Frontiers in Immunology (Jul 2019)
Overexpression of PDE4A Acts as Checkpoint Inhibitor Against cAMP-Mediated Immunosuppression in vitro
Abstract
Malignant cells acquire physiological mechanisms of immunosuppression to escape immune surveillance. Strategies to counteract this suppression could help to improve adoptive immunotherapy regimen. The intracellular second messenger cyclic AMP (cAMP) acts as a potent immunosuppressive signaling molecule in T-cells and is up-regulated by multiple tumor-relevant suppressive factors including prostaglandin E2 (PGE2), adenosine and the functions of regulatory T-cells. Consequently, we aimed to abrogate cAMP signaling in human T-cells by ectopic overexpression of phosphodiesterase 4A (PDE4A).

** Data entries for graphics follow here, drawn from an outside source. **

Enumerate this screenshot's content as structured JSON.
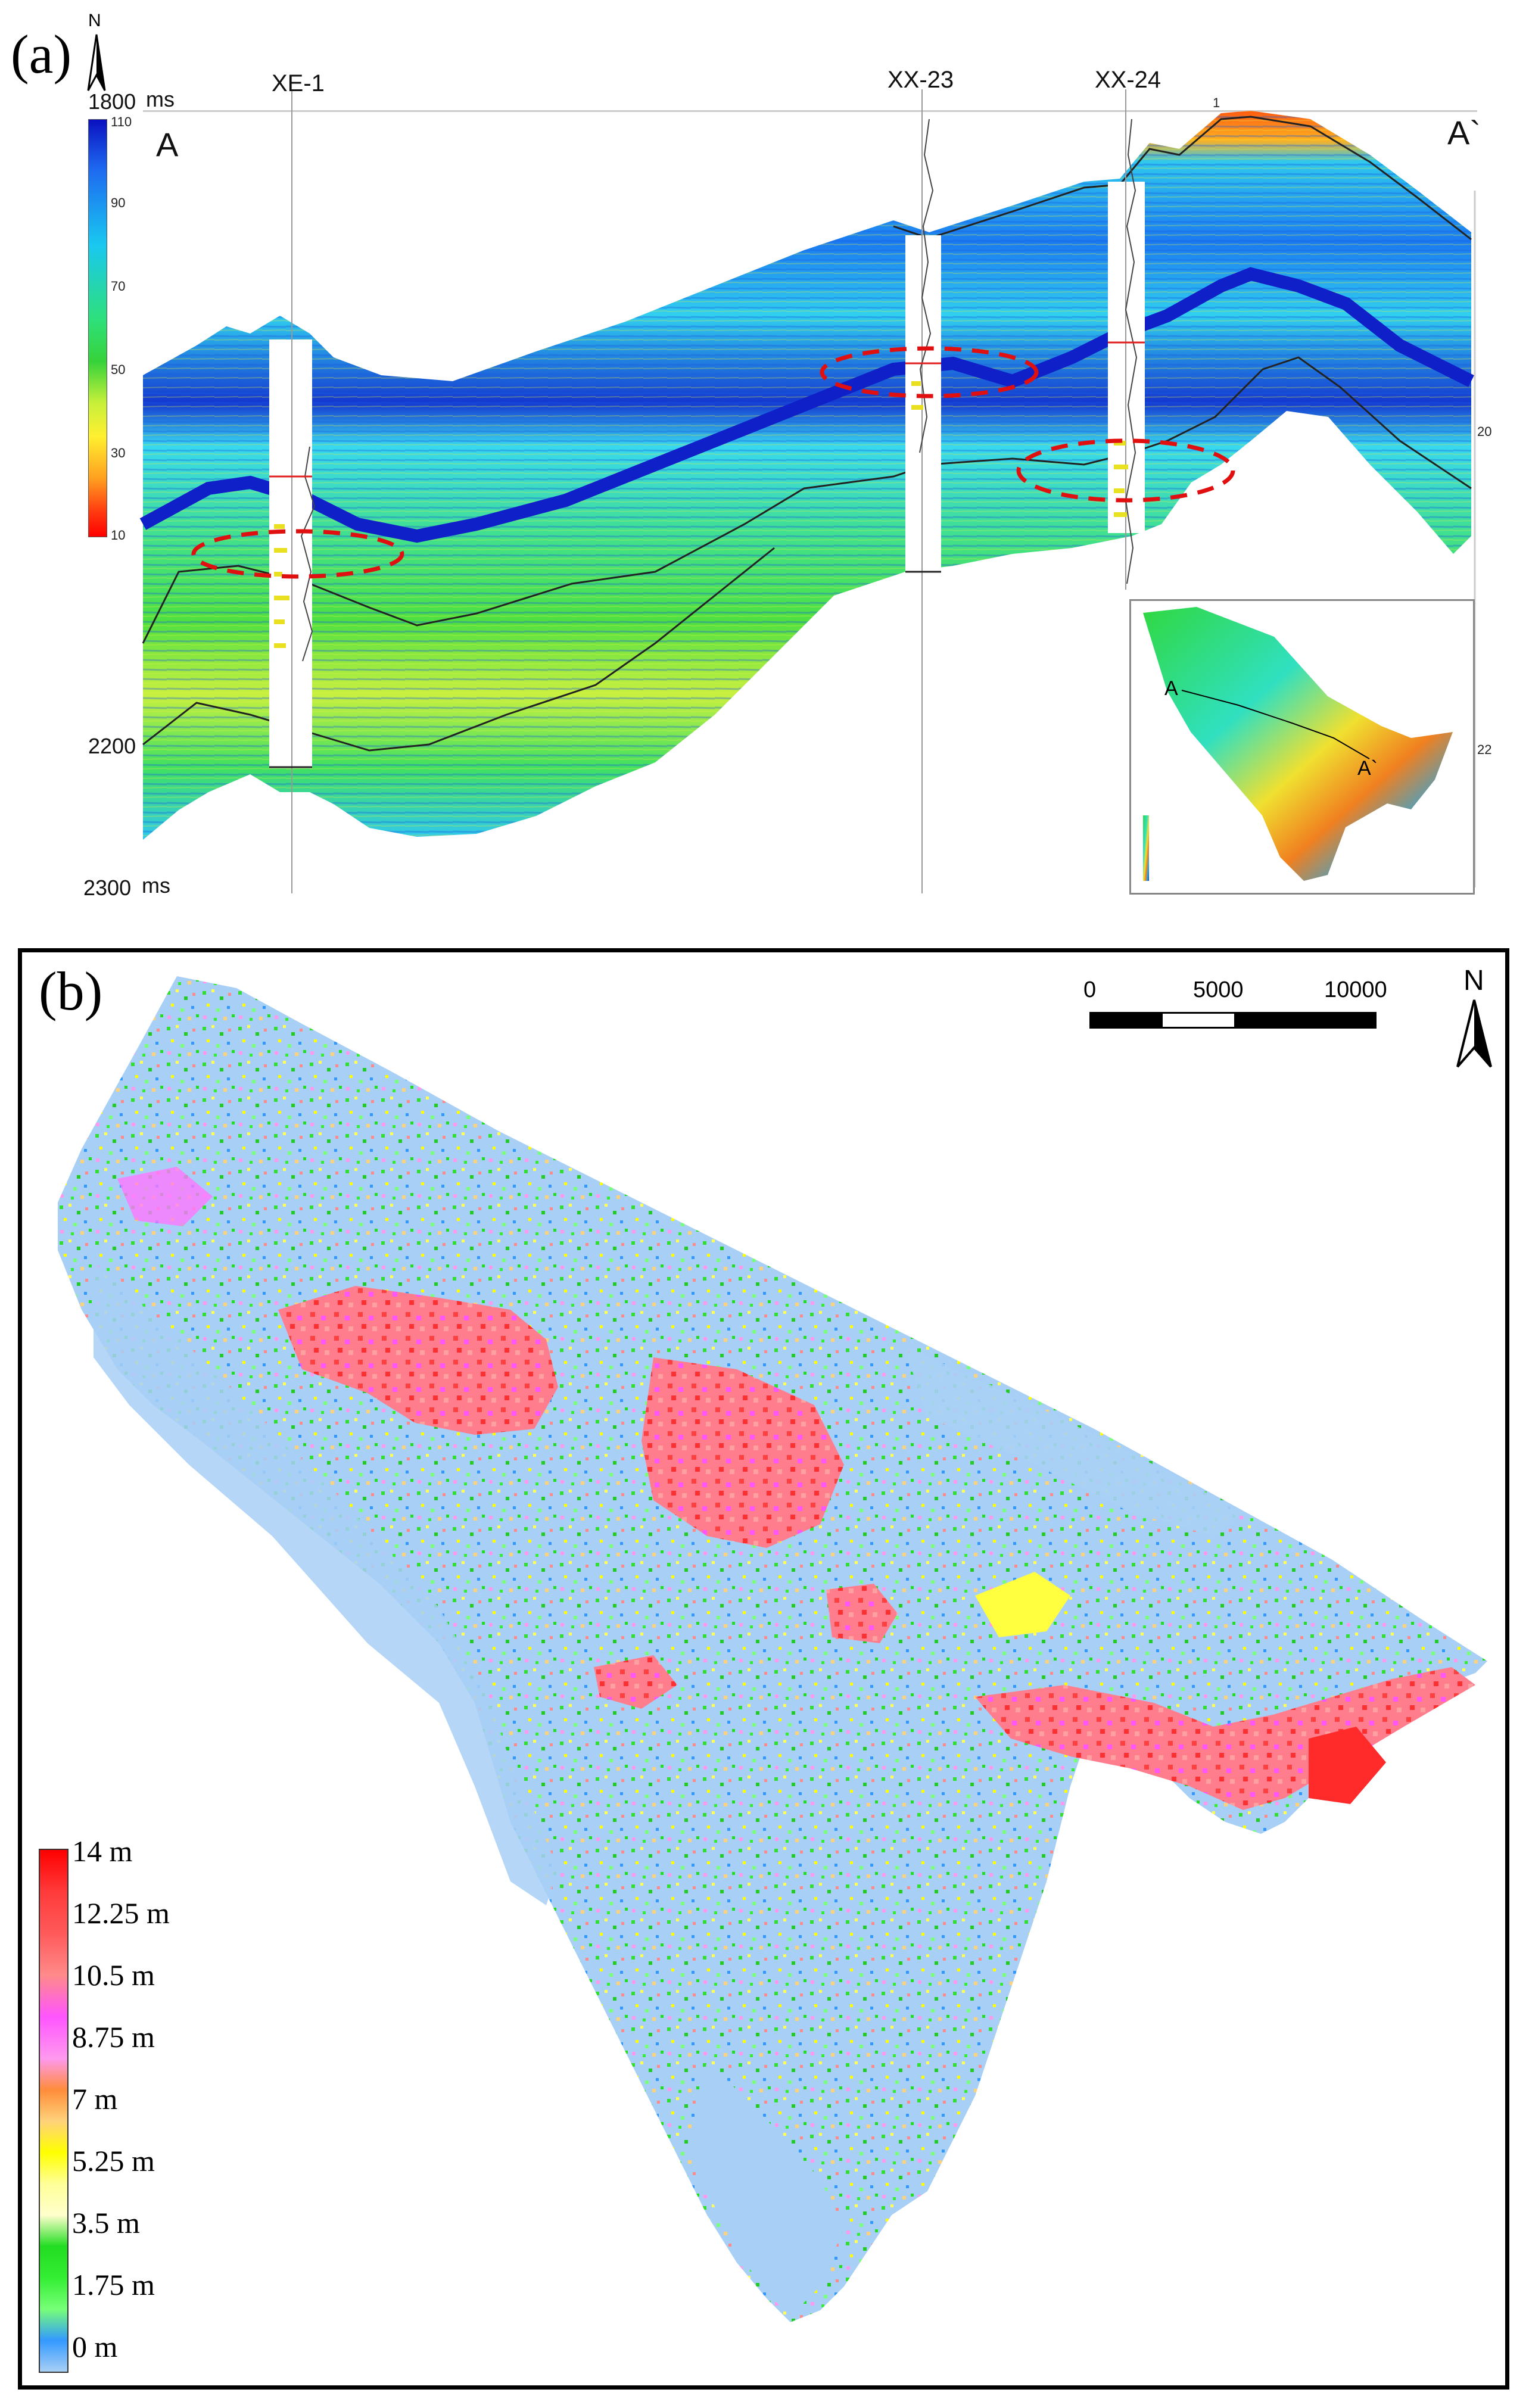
{
  "panel_a": {
    "label": "(a)",
    "north": "N",
    "unit_top": "ms",
    "time_top": "1800",
    "time_mid": "2200",
    "time_bottom": "2300",
    "unit_bottom": "ms",
    "section_start": "A",
    "section_end": "A`",
    "wells": [
      "XE-1",
      "XX-23",
      "XX-24"
    ],
    "colorbar_ticks": [
      "110",
      "90",
      "70",
      "50",
      "30",
      "10"
    ],
    "colorbar_colors": [
      "#0a10c0",
      "#1e6af0",
      "#19c8f0",
      "#2ee07a",
      "#36d23a",
      "#c8f03a",
      "#fff030",
      "#ffa020",
      "#ff3a10",
      "#ff0000"
    ],
    "inset": {
      "label_a": "A",
      "label_b": "A`"
    },
    "edge_ticks": {
      "right_top": "1",
      "right_mid": "20",
      "right_low": "22"
    }
  },
  "panel_b": {
    "label": "(b)",
    "north": "N",
    "scale_labels": [
      "0",
      "5000",
      "10000"
    ],
    "legend": [
      {
        "label": "14 m",
        "color": "#ff0000"
      },
      {
        "label": "12.25 m",
        "color": "#ff5050"
      },
      {
        "label": "10.5 m",
        "color": "#ff8a8a"
      },
      {
        "label": "8.75 m",
        "color": "#ff55ff"
      },
      {
        "label": "7 m",
        "color": "#ff99ee"
      },
      {
        "label": "5.25 m",
        "color": "#ff8c3a"
      },
      {
        "label": "3.5 m",
        "color": "#ffd27a"
      },
      {
        "label": "1.75 m",
        "color": "#ffff00"
      },
      {
        "label": "0 m",
        "color": "#a8cff5"
      }
    ],
    "legend_extra_colors": [
      "#ffff99",
      "#ffffcc",
      "#22dd22",
      "#33ee33",
      "#77ff77",
      "#3399ff"
    ]
  }
}
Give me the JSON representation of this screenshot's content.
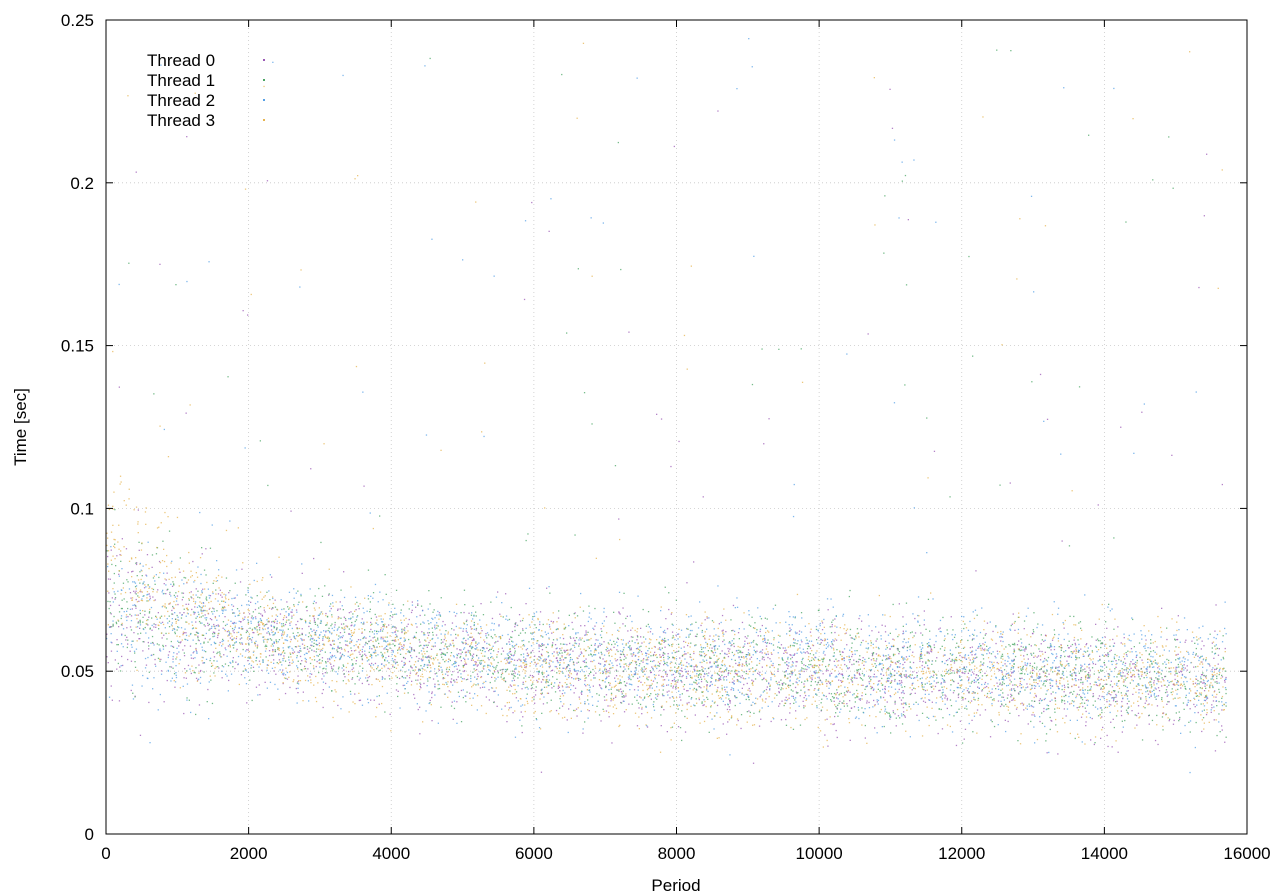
{
  "chart_data": {
    "type": "scatter",
    "title": "",
    "xlabel": "Period",
    "ylabel": "Time [sec]",
    "xlim": [
      0,
      16000
    ],
    "ylim": [
      0,
      0.25
    ],
    "xticks": [
      0,
      2000,
      4000,
      6000,
      8000,
      10000,
      12000,
      14000,
      16000
    ],
    "yticks": [
      0,
      0.05,
      0.1,
      0.15,
      0.2,
      0.25
    ],
    "xtick_labels": [
      "0",
      "2000",
      "4000",
      "6000",
      "8000",
      "10000",
      "12000",
      "14000",
      "16000"
    ],
    "ytick_labels": [
      "0",
      "0.05",
      "0.1",
      "0.15",
      "0.2",
      "0.25"
    ],
    "grid": true,
    "legend_position": "top-left",
    "series": [
      {
        "name": "Thread 0",
        "color": "#9b59b6",
        "trend": [
          [
            0,
            0.068
          ],
          [
            1000,
            0.064
          ],
          [
            2000,
            0.06
          ],
          [
            4000,
            0.056
          ],
          [
            6000,
            0.052
          ],
          [
            8000,
            0.051
          ],
          [
            10000,
            0.05
          ],
          [
            12000,
            0.049
          ],
          [
            14000,
            0.048
          ],
          [
            15700,
            0.047
          ]
        ]
      },
      {
        "name": "Thread 1",
        "color": "#4aa564",
        "trend": [
          [
            0,
            0.07
          ],
          [
            1000,
            0.066
          ],
          [
            2000,
            0.062
          ],
          [
            4000,
            0.057
          ],
          [
            6000,
            0.053
          ],
          [
            8000,
            0.052
          ],
          [
            10000,
            0.051
          ],
          [
            12000,
            0.05
          ],
          [
            14000,
            0.049
          ],
          [
            15700,
            0.048
          ]
        ]
      },
      {
        "name": "Thread 2",
        "color": "#56a0e6",
        "trend": [
          [
            0,
            0.066
          ],
          [
            1000,
            0.063
          ],
          [
            2000,
            0.061
          ],
          [
            4000,
            0.058
          ],
          [
            6000,
            0.054
          ],
          [
            8000,
            0.053
          ],
          [
            10000,
            0.052
          ],
          [
            12000,
            0.051
          ],
          [
            14000,
            0.05
          ],
          [
            15700,
            0.049
          ]
        ]
      },
      {
        "name": "Thread 3",
        "color": "#e6b450",
        "trend": [
          [
            0,
            0.088
          ],
          [
            500,
            0.08
          ],
          [
            1000,
            0.07
          ],
          [
            2000,
            0.062
          ],
          [
            4000,
            0.055
          ],
          [
            6000,
            0.052
          ],
          [
            8000,
            0.05
          ],
          [
            10000,
            0.05
          ],
          [
            12000,
            0.049
          ],
          [
            14000,
            0.048
          ],
          [
            15700,
            0.047
          ]
        ]
      }
    ]
  }
}
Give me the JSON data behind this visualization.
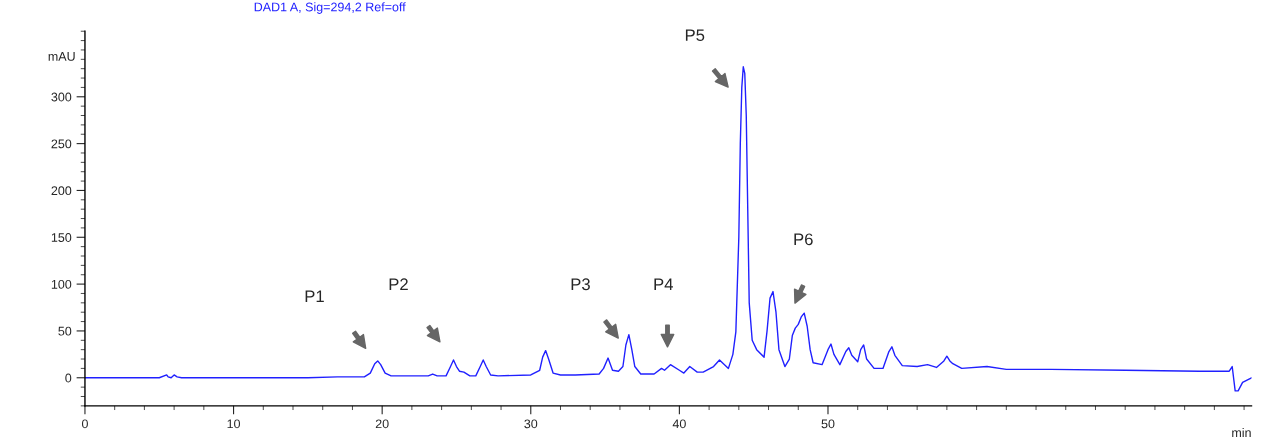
{
  "chart_data": {
    "type": "line",
    "title": "DAD1 A, Sig=294,2 Ref=off",
    "xlabel": "min",
    "ylabel": "mAU",
    "series": [
      {
        "color": "#2020ff",
        "x": [
          0,
          5.0,
          5.5,
          5.6,
          5.8,
          6.0,
          6.2,
          6.5,
          10,
          15,
          17,
          18.8,
          19.2,
          19.5,
          19.7,
          19.9,
          20.2,
          20.6,
          22.5,
          23.1,
          23.4,
          23.7,
          24.3,
          24.6,
          24.8,
          25.0,
          25.2,
          25.5,
          25.9,
          26.3,
          26.6,
          26.8,
          27.0,
          27.3,
          27.8,
          30.0,
          30.6,
          30.8,
          31.0,
          31.2,
          31.5,
          32.0,
          33,
          34.6,
          34.9,
          35.2,
          35.5,
          35.9,
          36.2,
          36.4,
          36.6,
          36.8,
          37.0,
          37.4,
          38.3,
          38.8,
          39.0,
          39.4,
          40.0,
          40.3,
          40.7,
          41.2,
          41.6,
          42.3,
          42.7,
          43.3,
          43.6,
          43.8,
          44.0,
          44.1,
          44.2,
          44.3,
          44.4,
          44.5,
          44.6,
          44.7,
          44.9,
          45.2,
          45.7,
          45.9,
          46.1,
          46.3,
          46.5,
          46.7,
          47.1,
          47.4,
          47.6,
          47.8,
          48.0,
          48.2,
          48.4,
          48.6,
          48.8,
          49.0,
          49.6,
          50.0,
          50.2,
          50.4,
          50.8,
          51.2,
          51.4,
          51.6,
          52.0,
          52.2,
          52.4,
          52.6,
          53.1,
          53.7,
          54.1,
          54.3,
          54.5,
          55.0,
          56.0,
          56.7,
          57.3,
          57.8,
          58.0,
          58.2,
          58.4,
          59.0,
          60.7,
          62,
          65,
          70,
          75,
          77.0,
          77.2,
          77.4,
          77.6,
          77.9,
          78.5
        ],
        "values": [
          0,
          0,
          3,
          1,
          0,
          3,
          1,
          0,
          0,
          0,
          1,
          1,
          5,
          15,
          18,
          14,
          5,
          2,
          2,
          2,
          4,
          2,
          2,
          12,
          19,
          12,
          7,
          6,
          2,
          2,
          12,
          19,
          12,
          3,
          2,
          3,
          8,
          22,
          29,
          20,
          5,
          3,
          3,
          4,
          10,
          21,
          8,
          7,
          12,
          35,
          46,
          30,
          12,
          4,
          4,
          10,
          8,
          14,
          8,
          5,
          12,
          6,
          6,
          12,
          19,
          10,
          25,
          49,
          150,
          250,
          310,
          332,
          325,
          280,
          180,
          80,
          40,
          30,
          22,
          50,
          85,
          92,
          70,
          30,
          12,
          20,
          45,
          53,
          57,
          65,
          69,
          55,
          30,
          16,
          14,
          30,
          36,
          25,
          14,
          28,
          32,
          24,
          17,
          30,
          35,
          20,
          10,
          10,
          28,
          33,
          24,
          13,
          12,
          14,
          11,
          18,
          23,
          18,
          15,
          10,
          12,
          9,
          9,
          8,
          7,
          7,
          12,
          -14,
          -14,
          -5,
          0
        ]
      }
    ],
    "xlim": [
      0,
      78.5
    ],
    "ylim": [
      -30,
      370
    ],
    "xticks": [
      0,
      10,
      20,
      30,
      40,
      50
    ],
    "yticks": [
      0,
      50,
      100,
      150,
      200,
      250,
      300
    ],
    "grid": false,
    "legend": false,
    "marker": "none",
    "line_style": "solid",
    "annotations": [
      "P1",
      "P2",
      "P3",
      "P4",
      "P5",
      "P6"
    ]
  }
}
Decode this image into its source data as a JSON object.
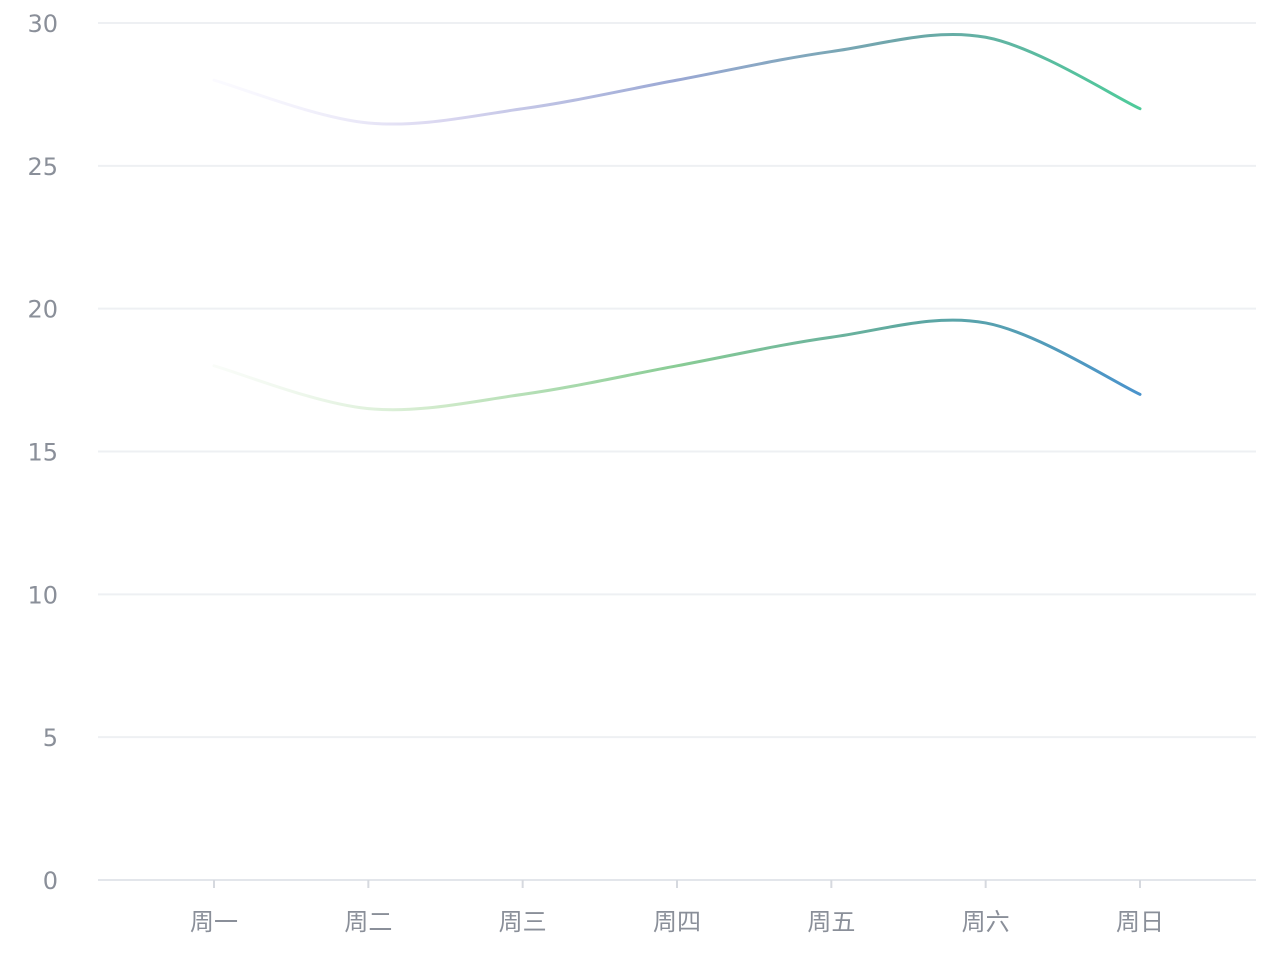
{
  "chart_data": {
    "type": "line",
    "categories": [
      "周一",
      "周二",
      "周三",
      "周四",
      "周五",
      "周六",
      "周日"
    ],
    "series": [
      {
        "values": [
          28,
          26.5,
          27,
          28,
          29,
          29.5,
          27
        ]
      },
      {
        "values": [
          18,
          16.5,
          17,
          18,
          19,
          19.5,
          17
        ]
      }
    ],
    "smooth": true,
    "ylim": [
      0,
      30
    ],
    "yticks": [
      0,
      5,
      10,
      15,
      20,
      25,
      30
    ],
    "grid": true,
    "legend": "none",
    "colors": {
      "series_0_gradient": [
        "#f5f4ff",
        "#d9d6f0",
        "#9aa8d4",
        "#6ca6a8",
        "#4ecb9a"
      ],
      "series_1_gradient": [
        "#f1f8ef",
        "#cde9c8",
        "#89cc95",
        "#5ea8a0",
        "#4a93cc"
      ],
      "grid": "#eef0f3",
      "tick_text": "#8a8f99"
    }
  }
}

We could show that retroviral transduction of PDE4A into T-cells led to efficient degradation of cAMP in response to induction of adenylate cyclase. Retroviral transduction of PDE4A into CD4+ and CD8+ T-cells restored proliferation, cytokine secretion as well as cytotoxicity under immunosuppression by PGE2 and A2A-R agonists. PDE4A-transgenic T-cells were also partially protected from suppression by regulatory T-cells. Furthermore, PGE2-mediated upregulation of the inhibitory surface markers CD73 and CD94 on CD8+ T-cells was efficiently counteracted by PDE4A. Importantly, no differences in the functionality under non-suppressive conditions between PDE4A- and control-vector transduced T-cells were observed, indicating that PDE4A does not interfere with T-cell activation per se. Similarly, expression of surface markers associated with T-cell exhaustion were not influenced by PDE4A overexpression in long term cultures. Thus, we provide first in vitro evidence that PDE4A can be exploited as immune checkpoint inhibitor against multiple suppressive factors.